Ishiba did not mention any candidate areas, but was apparently referring to the most heavily contaminated category among the three types of evacuation zones.

The "difficult-to-return zones," where annual radiation doses exceed 50 millisieverts and evacuees are not allowed to return for at least five years from March 2012, were home to 25,000 people before the Fukushima No. 1 plant was crippled by the March 2011 Great East Japan Earthquake and tsunami.

Ishiba also called for a review of the government’s long-term goal of reducing the annual additional radiation exposure for residents to 1 millisievert or less through decontamination efforts.

“Someday, we have to decide what to do with decontamination standards,” he said. “Otherwise, Fukushima will never make headway on reconstruction.”

Ishiba’s comments appear to be in line with a proposal approved by an LDP committee on post-quake reconstruction on Oct. 31.

The proposal, to be submitted soon to Prime Minister Shinzo Abe, calls on the government to prioritize clean-up operations for areas where evacuees can return in the near future.

It also says the government must explain to the public that the target of 1 millisievert cannot be achieved in the short term by decontamination efforts alone.

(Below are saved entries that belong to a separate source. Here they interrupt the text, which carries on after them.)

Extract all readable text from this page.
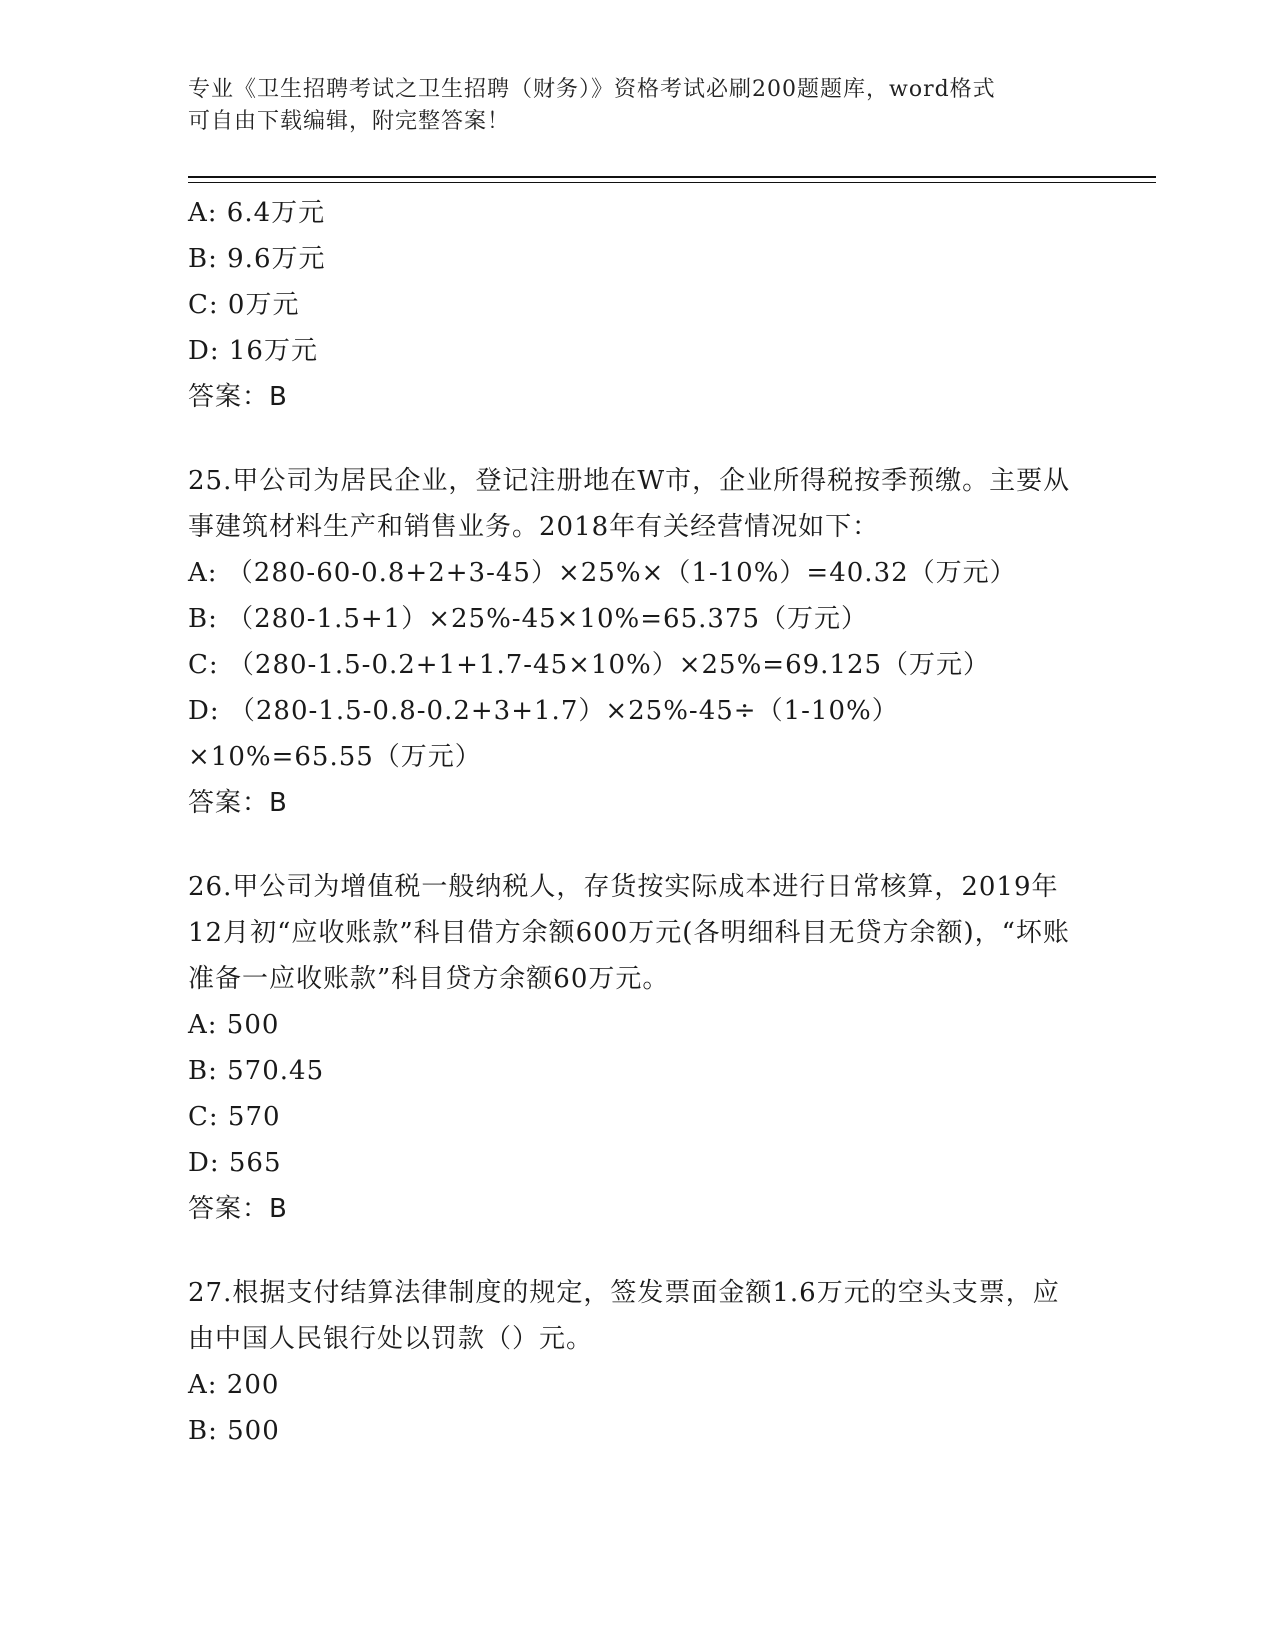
专业《卫生招聘考试之卫生招聘（财务）》资格考试必刷200题题库，word格式
可自由下载编辑，附完整答案！
A: 6.4万元
B: 9.6万元
C: 0万元
D: 16万元
答案：B
25.甲公司为居民企业，登记注册地在W市，企业所得税按季预缴。主要从事建筑材料生产和销售业务。2018年有关经营情况如下：
A: （280-60-0.8+2+3-45）×25%×（1-10%）=40.32（万元）
B: （280-1.5+1）×25%-45×10%=65.375（万元）
C: （280-1.5-0.2+1+1.7-45×10%）×25%=69.125（万元）
D: （280-1.5-0.8-0.2+3+1.7）×25%-45÷（1-10%）×10%=65.55（万元）
答案：B
26.甲公司为增值税一般纳税人，存货按实际成本进行日常核算，2019年12月初“应收账款”科目借方余额600万元(各明细科目无贷方余额)，“坏账准备一应收账款”科目贷方余额60万元。
A: 500
B: 570.45
C: 570
D: 565
答案：B
27.根据支付结算法律制度的规定，签发票面金额1.6万元的空头支票，应由中国人民银行处以罚款（）元。
A: 200
B: 500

The goal is for exposure from the Fukushima nuclear disaster, excluding effects of natural and medical radiation, such as from the environment and X-ray imaging.

The LDP panel also says the government must indicate until when evacuees cannot go back to the difficult-to-return zones and present compensation guidelines so that they can secure housing where they are at present if they give up plans on returning home.

The government is expected to consider necessary measures after receiving the proposal from the LDP panel.